The Japanese dub features an exclusive theme song called "Hug Tomo" by Not Yet.

==Release==
Hop (Original Motion Picture Soundtrack) was released by Back Lot Music on iTunes, Amazon Music, and Spotify on March 29, 2011, while Varèse Sarabande released it on CD on April 5.

==Reception==
Daniel Schweiger of Assignment X gave the score a positive review, writing: "[...] Lennertz gives an emotionally wistful, Xmas-like magic to the score's boundless energy, music that helps Hop rise to its Santa Clause-like allusions of creating a whole other dimension of non-denominational Christina holiday helpers, bells and happy melodies that would convince any human to chuck it all to become a messenger of good cheer."

==Track listing==

| No. | Title | Writer(s) | Length |
|---|---|---|---|
| 1. | "Prologue / Easter Island" |  | 2:06 |
| 2. | "Candy Factory" |  | 3:06 |
| 3. | "Young Fred Gets A Visit" |  | 2:52 |
| 4. | "O'Hare's Intervention" |  | 1:03 |
| 5. | "Don't Want To Be The Easter Bunny" |  | 1:33 |
| 6. | "The Accident" |  | 1:46 |
| 7. | "Lament" |  | 0:32 |
| 8. | "In The Garage" |  | 1:18 |
| 9. | "Carlos Reports" |  | 1:49 |
| 10. | "Summon The Pink Berets" |  | 1:13 |
| 11. | "Pooping Jellybeans" |  | 0:51 |
| 12. | "Fred Remembers" |  | 0:28 |
| 13. | "Late For Interview" |  | 1:19 |
| 14. | "EB Escapes" |  | 1:16 |
| 15. | "Fred's Tour" |  | 1:10 |
| 16. | "Got The Blues" |  | 0:42 |
| 17. | "Dad Misses His Son" |  | 1:47 |
| 18. | "Back To The Mansion" |  | 0:41 |
| 19. | "Sam's Visit" |  | 2:39 |
| 20. | "The Hoff" |  | 0:26 |
| 21. | "Fathers Just Don't Get It" |  | 0:41 |
| 22. | "Fred's Realization" |  | 0:36 |
| 23. | "Be The Bunny" |  | 3:23 |
| 24. | "Pink Berets Take Fred" |  | 1:03 |
| 25. | "Back To Easter Island" |  | 2:39 |
| 26. | ""Coup De Tat"" |  | 0:51 |
| 27. | "Oh, The Guilt" |  | 0:44 |
| 28. | "Easter Moon Rises" |  | 1:51 |
| 29. | "Carlos Takes Control" |  | 2:22 |
| 30. | "Transformation" |  | 2:03 |
| 31. | "Air Traffic Control" |  | 1:24 |
| 32. | "Reunion / Proclamation" |  | 2:26 |
| 33. | "Brunch" |  | 0:55 |
| 34. | "The Big Finale" |  | 1:53 |
| 35. | "The Pink Berets" (The Deekompressors) | Christopher Lennertz; Ali Theodore; Julian Michael Davis; Jordan Yaeger; Brian Spitzer; | 2:24 |
| Total length: |  |  | 53:50 |

=== Other featured songs ===
Songs featured in the film that weren't included on the soundtrack include:

- KC and the Sunshine Band - "Boogie Shoes"
- Good Charlotte - "The Anthem"
- Poison - "Every Rose Has Its Thorn"
- The Trammps - "Disco Inferno"
- Jean Knight - "Mr.
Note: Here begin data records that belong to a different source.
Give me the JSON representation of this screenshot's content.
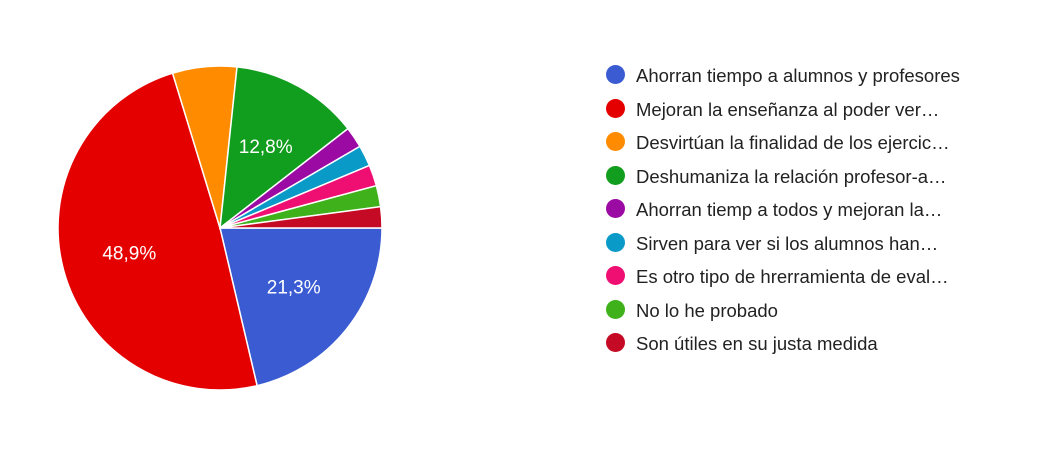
{
  "chart_data": {
    "type": "pie",
    "slices": [
      {
        "label": "Ahorran tiempo a alumnos y profesores",
        "value": 21.3,
        "value_label": "21,3%",
        "color": "#3b5bd3"
      },
      {
        "label": "Mejoran la enseñanza al poder ver…",
        "value": 48.9,
        "value_label": "48,9%",
        "color": "#e50000"
      },
      {
        "label": "Desvirtúan la finalidad de los ejercic…",
        "value": 6.4,
        "value_label": "",
        "color": "#ff8c00"
      },
      {
        "label": "Deshumaniza la relación profesor-a…",
        "value": 12.8,
        "value_label": "12,8%",
        "color": "#119d1d"
      },
      {
        "label": "Ahorran tiemp a todos y mejoran la…",
        "value": 2.1,
        "value_label": "",
        "color": "#9b0aa3"
      },
      {
        "label": "Sirven para ver si los alumnos han…",
        "value": 2.1,
        "value_label": "",
        "color": "#0a9ac8"
      },
      {
        "label": "Es otro tipo de hrerramienta de eval…",
        "value": 2.1,
        "value_label": "",
        "color": "#ef0f73"
      },
      {
        "label": "No lo he probado",
        "value": 2.1,
        "value_label": "",
        "color": "#3fb11a"
      },
      {
        "label": "Son útiles en su justa medida",
        "value": 2.1,
        "value_label": "",
        "color": "#c40a25"
      }
    ],
    "legend_position": "right"
  }
}
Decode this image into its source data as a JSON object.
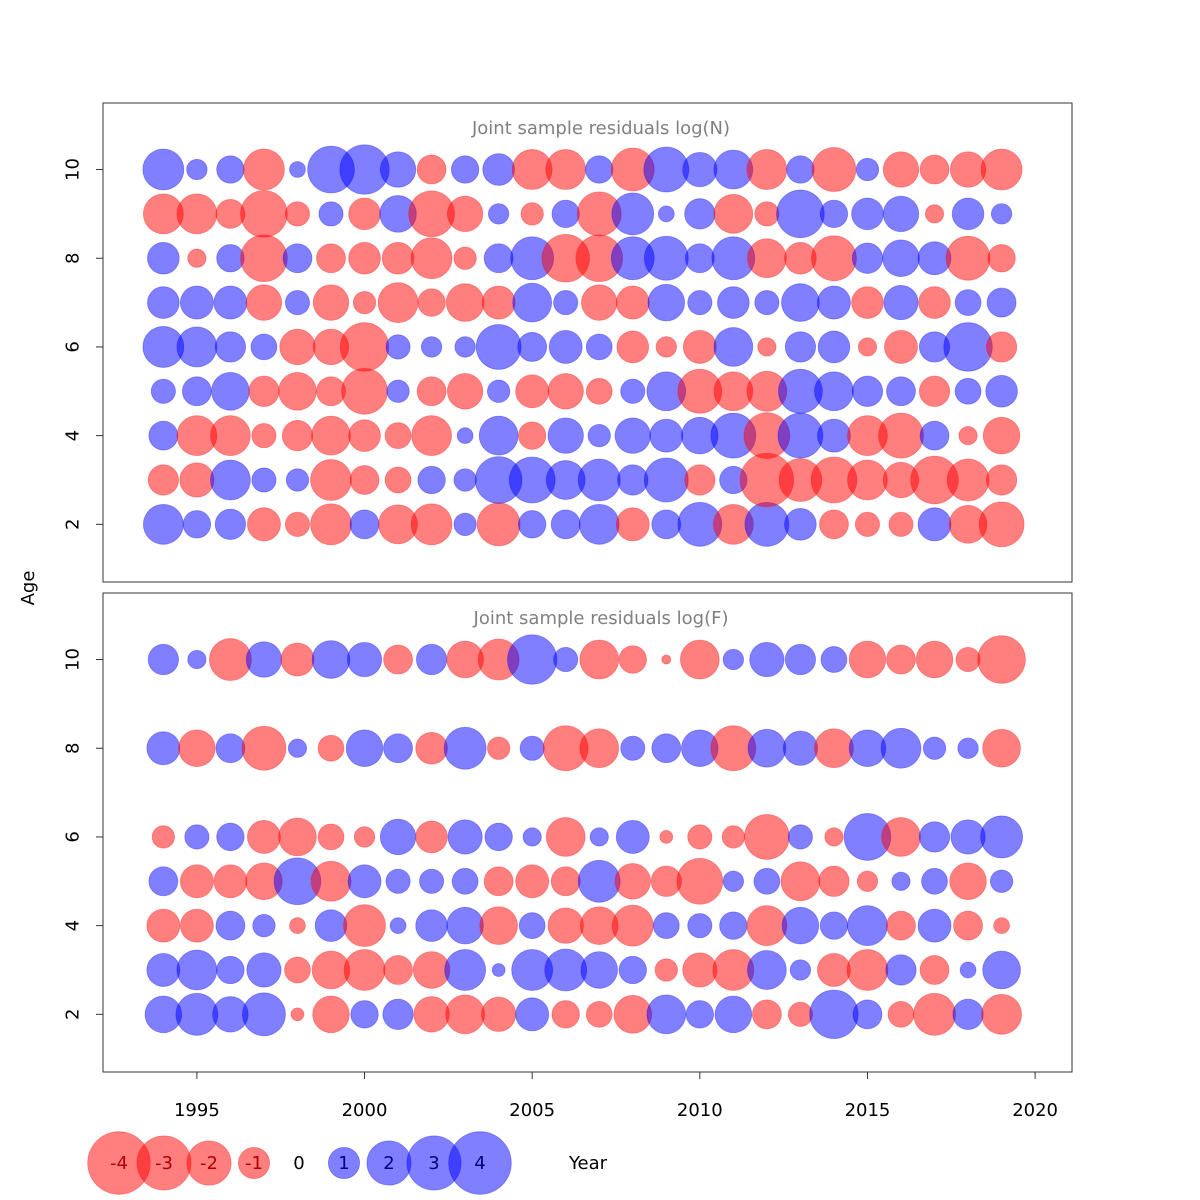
{
  "colors": {
    "negative": "#ff0000",
    "positive": "#0000ff",
    "bubble_opacity": 0.5,
    "frame": "#333333"
  },
  "axes": {
    "xlabel": "Age",
    "ylabel_shared": "Age",
    "year_label": "Year",
    "age_label": "Age"
  },
  "chart_data": [
    {
      "type": "scatter",
      "title": "Joint sample residuals log(N)",
      "xlabel": "Year",
      "ylabel": "Age",
      "xlim": [
        1992.2,
        2021.1
      ],
      "ylim": [
        0.7,
        11.5
      ],
      "x_ticks": [
        1995,
        2000,
        2005,
        2010,
        2015,
        2020
      ],
      "y_ticks": [
        2,
        4,
        6,
        8,
        10
      ],
      "years": [
        1994,
        1995,
        1996,
        1997,
        1998,
        1999,
        2000,
        2001,
        2002,
        2003,
        2004,
        2005,
        2006,
        2007,
        2008,
        2009,
        2010,
        2011,
        2012,
        2013,
        2014,
        2015,
        2016,
        2017,
        2018,
        2019
      ],
      "ages": [
        2,
        3,
        4,
        5,
        6,
        7,
        8,
        9,
        10
      ],
      "residuals": [
        [
          1.9,
          0.9,
          1.1,
          -1.3,
          -0.7,
          -2.0,
          1.0,
          -1.8,
          -2.0,
          0.6,
          -2.2,
          0.9,
          1.0,
          1.9,
          -1.3,
          1.0,
          2.3,
          -1.9,
          2.3,
          1.2,
          -1.0,
          -0.7,
          -0.7,
          1.3,
          -1.7,
          -2.4
        ],
        [
          -1.1,
          -1.4,
          1.9,
          0.7,
          0.6,
          -2.0,
          -1.0,
          -0.8,
          0.9,
          0.6,
          2.6,
          2.5,
          1.8,
          2.1,
          1.1,
          2.3,
          -1.1,
          0.9,
          -3.4,
          -2.2,
          -2.5,
          -1.9,
          -1.5,
          -2.7,
          -2.1,
          -1.1
        ],
        [
          1.0,
          -1.9,
          -1.9,
          -0.7,
          -1.1,
          -1.8,
          -1.2,
          -0.8,
          -1.9,
          0.3,
          1.8,
          -0.9,
          1.5,
          0.6,
          1.5,
          1.3,
          1.6,
          2.4,
          -2.5,
          2.4,
          1.3,
          -1.9,
          -2.4,
          1.0,
          -0.4,
          -1.6
        ],
        [
          0.7,
          1.0,
          1.7,
          -1.1,
          -1.7,
          -1.0,
          -2.5,
          0.6,
          -1.0,
          -1.5,
          0.6,
          -1.3,
          -1.5,
          -0.8,
          0.7,
          1.8,
          -2.3,
          -1.8,
          -1.9,
          2.3,
          1.8,
          1.1,
          1.0,
          -1.1,
          0.8,
          1.2
        ],
        [
          2.0,
          1.9,
          1.1,
          0.8,
          -1.5,
          -1.5,
          -2.8,
          0.7,
          0.5,
          0.5,
          2.4,
          1.0,
          1.3,
          0.8,
          -1.2,
          -0.5,
          -1.3,
          1.8,
          -0.4,
          1.1,
          1.2,
          -0.4,
          -1.3,
          1.1,
          2.8,
          -1.1
        ],
        [
          1.2,
          1.3,
          1.3,
          -1.5,
          0.7,
          -1.5,
          -0.6,
          -1.9,
          -0.9,
          -1.7,
          -1.3,
          1.8,
          0.7,
          -1.5,
          -1.3,
          1.6,
          0.7,
          1.2,
          0.7,
          1.7,
          1.3,
          -1.2,
          1.4,
          -1.2,
          0.8,
          1.0
        ],
        [
          1.2,
          -0.4,
          0.9,
          -2.6,
          1.0,
          -1.0,
          -1.2,
          -1.2,
          -2.0,
          -0.6,
          1.0,
          2.2,
          -2.7,
          -2.6,
          2.2,
          2.3,
          1.0,
          2.2,
          -1.8,
          -1.2,
          -2.4,
          1.1,
          1.6,
          1.3,
          -2.3,
          -0.9
        ],
        [
          -1.9,
          -1.9,
          -1.0,
          -2.6,
          -0.7,
          0.7,
          -1.2,
          1.6,
          -2.5,
          -1.5,
          0.5,
          -0.6,
          0.9,
          -2.3,
          2.1,
          0.3,
          1.1,
          -1.8,
          -0.7,
          2.7,
          0.9,
          1.2,
          1.5,
          -0.4,
          1.2,
          0.5
        ],
        [
          2.0,
          0.5,
          0.9,
          -2.0,
          0.3,
          2.6,
          2.9,
          1.5,
          -1.0,
          0.9,
          1.2,
          -1.9,
          -1.9,
          0.9,
          -2.2,
          2.4,
          1.4,
          1.8,
          -1.9,
          0.9,
          -2.3,
          0.6,
          -1.5,
          -1.0,
          -1.5,
          -2.0
        ]
      ]
    },
    {
      "type": "scatter",
      "title": "Joint sample residuals log(F)",
      "xlabel": "Year",
      "ylabel": "Age",
      "xlim": [
        1992.2,
        2021.1
      ],
      "ylim": [
        0.7,
        11.5
      ],
      "x_ticks": [
        1995,
        2000,
        2005,
        2010,
        2015,
        2020
      ],
      "y_ticks": [
        2,
        4,
        6,
        8,
        10
      ],
      "years": [
        1994,
        1995,
        1996,
        1997,
        1998,
        1999,
        2000,
        2001,
        2002,
        2003,
        2004,
        2005,
        2006,
        2007,
        2008,
        2009,
        2010,
        2011,
        2012,
        2013,
        2014,
        2015,
        2016,
        2017,
        2018,
        2019
      ],
      "ages": [
        2,
        3,
        4,
        5,
        6,
        8,
        10
      ],
      "residuals": [
        [
          1.6,
          2.1,
          1.5,
          2.2,
          -0.2,
          -1.6,
          0.9,
          1.1,
          -1.5,
          -1.8,
          -1.4,
          1.3,
          -0.9,
          -0.8,
          -1.7,
          1.8,
          0.9,
          1.6,
          -1.0,
          -0.7,
          2.8,
          1.0,
          -0.8,
          -2.1,
          1.1,
          -1.9
        ],
        [
          1.3,
          1.9,
          0.9,
          1.4,
          -0.8,
          -1.7,
          -2.0,
          -1.0,
          -1.6,
          2.0,
          0.2,
          2.0,
          2.1,
          1.6,
          0.9,
          -0.6,
          -1.4,
          -2.0,
          1.8,
          0.5,
          -1.3,
          -2.0,
          1.1,
          -1.0,
          0.3,
          1.7
        ],
        [
          -1.3,
          -1.3,
          1.0,
          0.6,
          -0.3,
          1.2,
          -2.1,
          0.3,
          1.2,
          1.6,
          -1.7,
          0.8,
          -1.5,
          -1.7,
          -2.0,
          0.8,
          0.7,
          0.9,
          -1.9,
          1.6,
          0.9,
          1.9,
          -1.0,
          1.3,
          -1.0,
          -0.3
        ],
        [
          1.0,
          -1.3,
          -1.3,
          -1.6,
          2.6,
          -1.9,
          1.3,
          0.7,
          0.7,
          0.8,
          -1.0,
          -1.3,
          -1.0,
          2.1,
          -1.5,
          -1.1,
          -2.5,
          0.5,
          0.8,
          -1.8,
          -1.1,
          -0.5,
          0.4,
          0.8,
          -1.6,
          0.6
        ],
        [
          -0.6,
          0.7,
          0.9,
          -1.3,
          -1.7,
          -0.8,
          -0.5,
          1.5,
          -1.2,
          1.4,
          0.9,
          0.4,
          -1.8,
          0.4,
          1.3,
          -0.2,
          -0.7,
          -0.6,
          -2.4,
          0.7,
          -0.4,
          2.6,
          -1.8,
          1.1,
          1.4,
          2.1
        ],
        [
          1.3,
          -1.6,
          1.0,
          -2.3,
          0.4,
          -0.8,
          1.6,
          1.0,
          -1.2,
          2.1,
          -0.6,
          0.7,
          -2.4,
          -1.8,
          0.7,
          1.0,
          1.6,
          -2.4,
          1.7,
          1.4,
          -1.8,
          1.6,
          1.9,
          0.6,
          0.5,
          -1.7
        ],
        [
          1.1,
          0.4,
          -2.1,
          1.5,
          -1.3,
          1.7,
          1.4,
          -1.0,
          1.1,
          -1.6,
          -2.0,
          2.9,
          0.7,
          -1.8,
          -0.9,
          -0.1,
          -1.8,
          0.5,
          1.4,
          1.1,
          0.8,
          -1.6,
          -1.0,
          -1.6,
          -0.7,
          -2.7
        ]
      ]
    }
  ],
  "legend": {
    "items": [
      {
        "value": -4,
        "label": "-4"
      },
      {
        "value": -3,
        "label": "-3"
      },
      {
        "value": -2,
        "label": "-2"
      },
      {
        "value": -1,
        "label": "-1"
      },
      {
        "value": 0,
        "label": "0"
      },
      {
        "value": 1,
        "label": "1"
      },
      {
        "value": 2,
        "label": "2"
      },
      {
        "value": 3,
        "label": "3"
      },
      {
        "value": 4,
        "label": "4"
      }
    ]
  }
}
Big Stuff" (cover by Nikki & Rich)
- Hole - "Celebrity Skin"
- Stevie Wonder - "Higher Ground" (performed by The Blind Boys of Alabama)
- The Coasters - "Hongry"
- Cee Money, Dee Fresh - "Them Girlz"
- Alfred Bryan, Fred Fisher - "Peg o' My Heart"
- Taio Cruz - "Dynamite"
- Steve Nelson, Jack Collins - "Peter Cottontail" (performed by Hank Azaria)
- Yolanda Be Cool, DCUP - "We No Speak Americano"
- Rae - "305"
- Cody Simpson - "I Want Candy"

==Personnel==
- Music composer and conductor: Christopher Lennertz
- Supervising music editor: J.J. George
- Music editor: Bryon Rickerson
- Additional music editors: Terry Wilson and Kevin Crehan
- Music contractor: David Low
- Music preparation: Steve Juliani Music Preparation
- Scoring coordinator: Anne Roever
- Music coordinator: Jessica Neilson
- Orchestrators: Andrew Kinney, Robert Elhai, Dana Niu, Emilie Bernstein, Wataru Hokoyama, Christopher Lennertz, Larry Rench, Gernot Wolfgang, and Rossano Galante
- Programming and arrangements: Michael Barry, Michael Patti, and Todd Haberman
- Additional music and arrangements: Philip White
- Score recorder and mixer: Jeff Vaughn
- Digital recordist: Kevin Globerman
- Score performed by: Hollywood Studio Symphony
- Score recorded at: Eastwood Scoring Stage, Warner Bros. Studios Burbank
- Eastwood Scoring Stage scoring crew: Greg Hays, Rich Wheeler, Jay Silvester, Ryan Robinson, and Jamie Olvera
- Score mixed at: Record One Recording Studio
- Second mix engineer: Patrick Spain
- Voice contractor: Joan Beal
- Choir conductor: Philip White
- E.B.'s drumming performer: Zach Danziger
- Featured musicians: Mark Robertson, Jim Cox, Mike Valerio, and George Doering
- Additional music production: Ali Dee Theodore for DeeTown Entertainment

==Accolades==
On May 19, 2011, Lennertz received a BMI Film & TV Award for his score.